La crisi economica extraeuropea è, diciamolo, ingestibile per un abile tecnico come Mario Monti, lo è stata per un tecnico – politico come Enrico Letta e lo sta diventanto per un istrione tutto politico e per niente tecnico come l’ex sindaco di Firenze.
La rabbia operaia si scontra contro il surrealismo renziano, contro le facilissime promesse fatte a destra e a manca sciorinando parole intrise di sonanti monete e cascami di banconote governative verso i lidi impossibili dei bassi salari, dei cassintegrati, dei precarissimi giovani che emigrano oltralpe, dei disoccupati che aumentano secondo l’Istat mentre il capo del governo sostiene che sono in netta diminuzione.
Renzi ha mentito su tutta la linea, ma del resto scopo delle sue apparizioni pubbliche è la mera rassicurazione verbale condita con immagini e metafore che nemmeno Silvio Berlusconi era capace di creare.
Questo governo, seguendo le politiche liberiste all’ennesima potenza, non ha fatto altro che peggiorare lo stato della crisi favorendo i più ricchi, l’establishment padronale spacciato spudoratamente come “gente che lavora”…
Siamo alla sovversione dei più basilari elementi di macroeconomia, per cui il ruolo dell’imprenditore diventa quello del “datore di lavoro”: che da un lavoro, invece di colui che si prende il lavoro di chi gli fornisce le proprie braccia o il proprio intelletto per fare nuovo, ricco profitto.

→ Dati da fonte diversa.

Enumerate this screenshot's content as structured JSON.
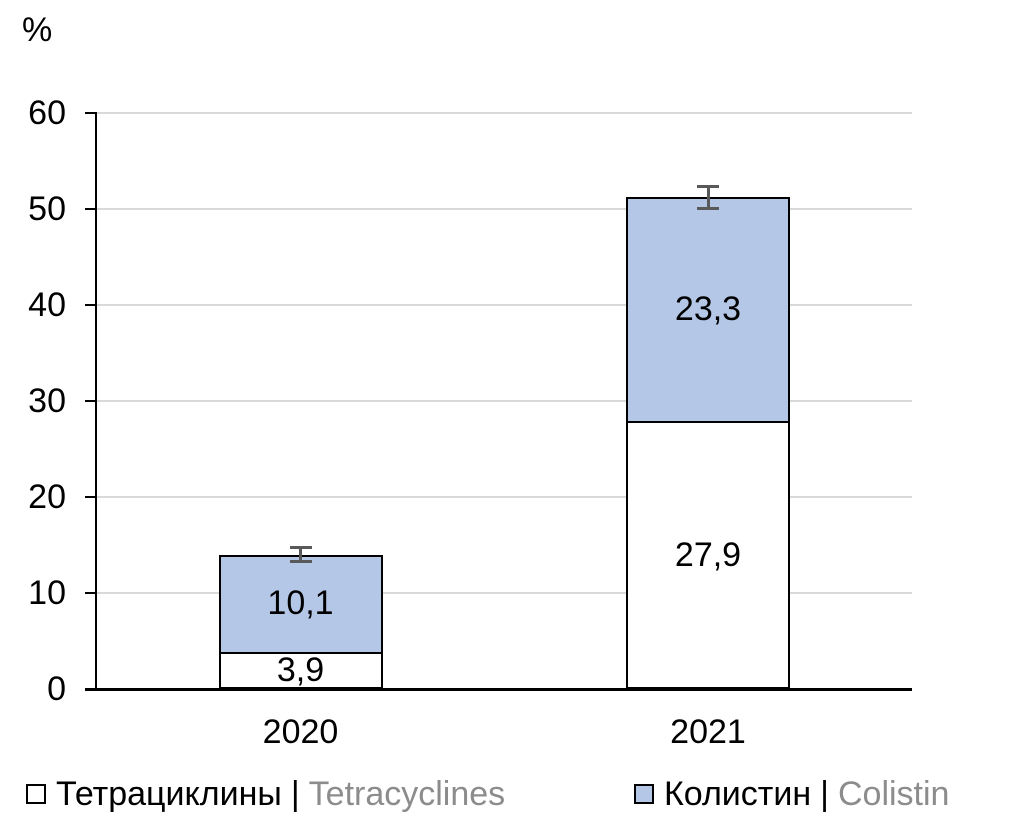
{
  "chart_data": {
    "type": "bar",
    "subtype": "stacked-column",
    "y_axis_title": "%",
    "categories": [
      "2020",
      "2021"
    ],
    "series": [
      {
        "name_ru": "Тетрациклины",
        "name_en": "Tetracyclines",
        "fill": "#ffffff",
        "values": [
          3.9,
          27.9
        ],
        "labels": [
          "3,9",
          "27,9"
        ]
      },
      {
        "name_ru": "Колистин",
        "name_en": "Colistin",
        "fill": "#b4c7e7",
        "values": [
          10.1,
          23.3
        ],
        "labels": [
          "10,1",
          "23,3"
        ]
      }
    ],
    "totals": [
      14.0,
      51.2
    ],
    "error_bars": {
      "plus_minus": [
        0.9,
        1.3
      ]
    },
    "ylim": [
      0,
      60
    ],
    "y_ticks": [
      0,
      10,
      20,
      30,
      40,
      50,
      60
    ],
    "grid": true,
    "legend_position": "bottom",
    "legend_separator": "|"
  },
  "colors": {
    "text": "#000000",
    "secondary_text": "#8c8c8c",
    "gridline": "#d9d9d9",
    "axis": "#000000",
    "error_bar": "#595959",
    "bar_border": "#000000"
  }
}
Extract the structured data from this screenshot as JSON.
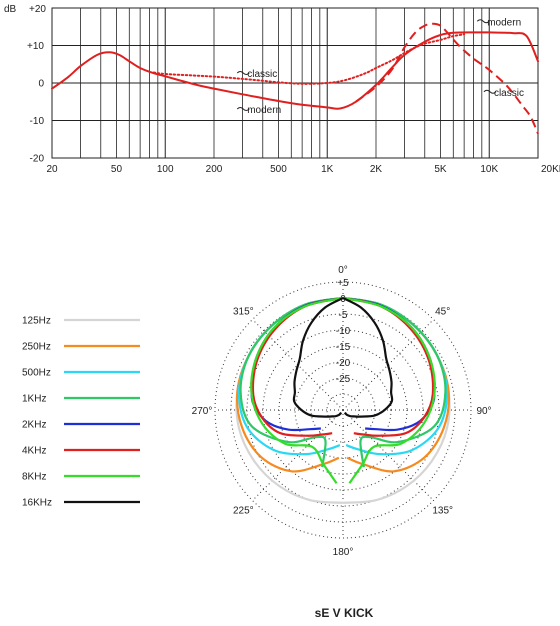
{
  "chart_data": [
    {
      "type": "line",
      "title": "",
      "xlabel": "",
      "ylabel": "dB",
      "x_scale": "log",
      "xlim": [
        20,
        20000
      ],
      "ylim": [
        -20,
        20
      ],
      "grid": true,
      "x_tick_labels": [
        "20",
        "50",
        "100",
        "200",
        "500",
        "1K",
        "2K",
        "5K",
        "10K",
        "20KHz"
      ],
      "x_tick_values": [
        20,
        50,
        100,
        200,
        500,
        1000,
        2000,
        5000,
        10000,
        20000
      ],
      "y_tick_labels": [
        "+20",
        "+10",
        "0",
        "-10",
        "-20"
      ],
      "y_tick_values": [
        20,
        10,
        0,
        -10,
        -20
      ],
      "series": [
        {
          "name": "modern",
          "style": "solid",
          "color": "#e01f1f",
          "x": [
            20,
            25,
            30,
            38,
            45,
            52,
            60,
            70,
            85,
            100,
            150,
            200,
            300,
            500,
            700,
            1000,
            1200,
            1500,
            2000,
            2500,
            3000,
            4000,
            5000,
            6000,
            8000,
            10000,
            14000,
            17000,
            20000
          ],
          "y": [
            -1.5,
            1.5,
            4.5,
            7.5,
            8.2,
            7.5,
            5.8,
            4,
            2.6,
            1.8,
            -0.3,
            -1.5,
            -3,
            -4.8,
            -5.8,
            -6.5,
            -6.8,
            -5,
            -0.5,
            4,
            7.5,
            11,
            12.8,
            13.4,
            13.5,
            13.5,
            13.3,
            12.5,
            5.8
          ]
        },
        {
          "name": "classic",
          "style": "dotted",
          "color": "#e01f1f",
          "x": [
            85,
            100,
            150,
            200,
            300,
            500,
            700,
            1000,
            1300,
            1700,
            2000,
            2500,
            3000,
            3500,
            4000,
            5000,
            6000,
            7000
          ],
          "y": [
            2.8,
            2.4,
            2,
            1.7,
            1.1,
            0.2,
            -0.2,
            0,
            0.8,
            2.5,
            4,
            6,
            8,
            9.5,
            10.5,
            11.5,
            12.5,
            13
          ]
        },
        {
          "name": "classic",
          "style": "dashed",
          "color": "#e01f1f",
          "x": [
            1500,
            2000,
            2500,
            3000,
            3500,
            4000,
            4500,
            5000,
            5500,
            6500,
            8000,
            10000,
            13000,
            16000,
            18000,
            20000
          ],
          "y": [
            -5,
            -1,
            3.5,
            9.5,
            13.5,
            15.3,
            15.8,
            15.3,
            13.5,
            10,
            6.5,
            3.5,
            -1,
            -6,
            -9,
            -13.5
          ]
        }
      ],
      "annotations": [
        {
          "text": "modern",
          "x": 10000,
          "y": 16.2
        },
        {
          "text": "classic",
          "x": 330,
          "y": 2.4
        },
        {
          "text": "modern",
          "x": 330,
          "y": -7.2
        },
        {
          "text": "classic",
          "x": 11000,
          "y": -2.6
        }
      ]
    },
    {
      "type": "polar",
      "title": "sE V KICK",
      "angle_labels": [
        {
          "angle": 0,
          "text": "0°"
        },
        {
          "angle": 45,
          "text": "45°"
        },
        {
          "angle": 90,
          "text": "90°"
        },
        {
          "angle": 135,
          "text": "135°"
        },
        {
          "angle": 180,
          "text": "180°"
        },
        {
          "angle": 225,
          "text": "225°"
        },
        {
          "angle": 270,
          "text": "270°"
        },
        {
          "angle": 315,
          "text": "315°"
        }
      ],
      "r_tick_labels": [
        "+5",
        "0",
        "-5",
        "-10",
        "-15",
        "-20",
        "-25"
      ],
      "r_tick_values": [
        5,
        0,
        -5,
        -10,
        -15,
        -20,
        -25
      ],
      "rlim": [
        -35,
        5
      ],
      "grid": true,
      "legend_position": "left",
      "series": [
        {
          "name": "125Hz",
          "color": "#d5d5d5",
          "angles": [
            0,
            20,
            40,
            60,
            80,
            100,
            120,
            140,
            160,
            180
          ],
          "values": [
            0,
            0,
            -0.5,
            -1,
            -1.5,
            -2,
            -3,
            -4,
            -5,
            -6
          ]
        },
        {
          "name": "250Hz",
          "color": "#f58a1f",
          "angles": [
            0,
            20,
            40,
            60,
            80,
            100,
            120,
            140,
            160,
            175
          ],
          "values": [
            0,
            0,
            -0.5,
            -1,
            -1.5,
            -3,
            -5.5,
            -10,
            -17,
            -20
          ]
        },
        {
          "name": "500Hz",
          "color": "#29d8f2",
          "angles": [
            0,
            20,
            40,
            60,
            80,
            100,
            120,
            140,
            160,
            175
          ],
          "values": [
            0,
            0,
            -0.5,
            -1,
            -2,
            -4.5,
            -10,
            -17,
            -22,
            -24
          ]
        },
        {
          "name": "1KHz",
          "color": "#2ec866",
          "angles": [
            0,
            20,
            40,
            60,
            80,
            100,
            120,
            135,
            150,
            160
          ],
          "values": [
            0,
            0,
            -0.5,
            -1,
            -2.5,
            -6,
            -15,
            -23,
            -24,
            -16
          ]
        },
        {
          "name": "2KHz",
          "color": "#1f2fd8",
          "angles": [
            0,
            20,
            40,
            60,
            80,
            90,
            100,
            110,
            120,
            130
          ],
          "values": [
            0,
            -0.3,
            -1.5,
            -3.5,
            -6,
            -8,
            -11.5,
            -17,
            -23,
            -26
          ]
        },
        {
          "name": "4KHz",
          "color": "#e01f1f",
          "angles": [
            0,
            20,
            40,
            60,
            80,
            95,
            110,
            125,
            140,
            155
          ],
          "values": [
            0,
            -0.5,
            -2,
            -4,
            -6.5,
            -9.5,
            -14,
            -21,
            -25,
            -27
          ]
        },
        {
          "name": "8KHz",
          "color": "#35dd2a",
          "angles": [
            0,
            20,
            40,
            60,
            80,
            100,
            120,
            140,
            160,
            175
          ],
          "values": [
            0,
            -0.5,
            -1.5,
            -3.5,
            -6,
            -9.5,
            -14,
            -20,
            -17,
            -12
          ]
        },
        {
          "name": "16KHz",
          "color": "#111111",
          "angles": [
            0,
            10,
            20,
            30,
            40,
            50,
            60,
            70,
            80,
            90,
            100,
            110,
            120,
            130,
            140,
            150
          ],
          "values": [
            0,
            -2.5,
            -6,
            -10,
            -14,
            -16,
            -17.5,
            -19,
            -19.5,
            -22,
            -25,
            -29,
            -31,
            -32,
            -33,
            -34
          ]
        }
      ]
    }
  ]
}
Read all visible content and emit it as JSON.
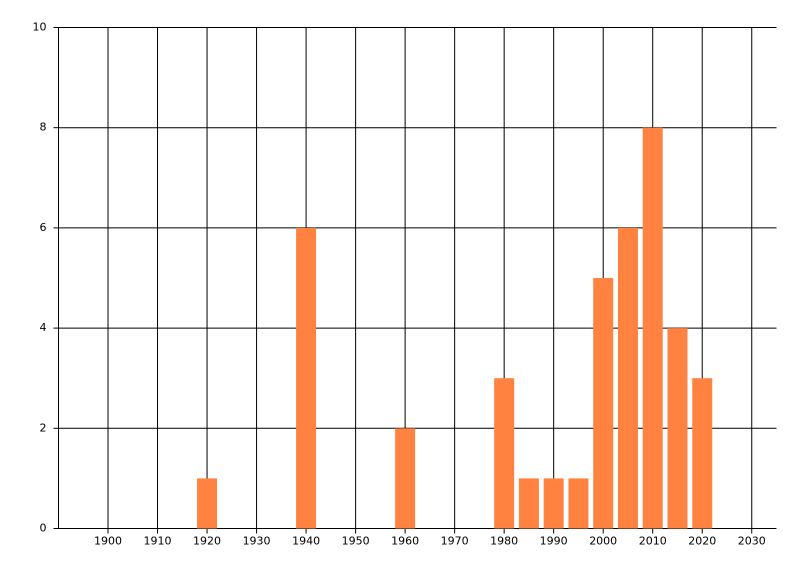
{
  "chart_data": {
    "type": "bar",
    "x": [
      1920,
      1940,
      1960,
      1980,
      1985,
      1990,
      1995,
      2000,
      2005,
      2010,
      2015,
      2020
    ],
    "values": [
      1,
      6,
      2,
      3,
      1,
      1,
      1,
      5,
      6,
      8,
      4,
      3
    ],
    "color": "#ff8240",
    "xlim": [
      1890,
      2035
    ],
    "xticks": [
      1900,
      1910,
      1920,
      1930,
      1940,
      1950,
      1960,
      1970,
      1980,
      1990,
      2000,
      2010,
      2020,
      2030
    ],
    "ylim": [
      0,
      10
    ],
    "yticks": [
      0,
      2,
      4,
      6,
      8,
      10
    ],
    "grid": true
  }
}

Intanto le medie imprese navigano a vista e boccheggiano come il tonno di Pinocchio, con sulla loro schiena il peso di una difesa a tutto spiano del grande capitale e la mortificazione del popolo dell’industria familistica, quella di quel ceto medio che scivola rovinosamente verso nuove povertà inventate da una crisi che non mostra alcuna pietà. Come è giusto e naturale che sia: i numeri sono democratici; i loro effetti molto meno.
E’ necessario, quindi, che il sindacato ritrovi quell’anima di classe che Maurizio Landini è riuscito in questi mesi a dargli, facendogli sentire la necessità delle lotte, scontrandosi senza paura contro un governo presunto “amico” perché formato per la maggiore dal Partito Democratico.
Ma il Partito Democratico di Matteo Renzi è un partito che ha con grande slancio e fretta operato una torsione a destra in tema di rapporti tra politica ed economia e ha abbracciato i peggiori istinti liberisti. Se ne sono accorti anche gli esponenti delle cosiddetta “minoranza interna” come Civati, Bersani, Cuperlo e anche un Massimo D’Alema che ha stigmatizzato più volte i contenuti delle relazioni del premier – segretario nazionale.
Ormai il PD è in un vicolo ciecamente renziano ed è difficile dire quali saranno le scelte della sua “minoranza interna” di (presunta) sinistra. Ciò che possiamo sperare è che l’azione sindacale sia un pungolo per questi democratici non renziani, che li spinga a rompere la più grande anomalia politica europea che si definisce di sinistra e che, nel definirsi tale, mostra tutta la sua mostruosa e ingombrante ipocrisia politica e morale.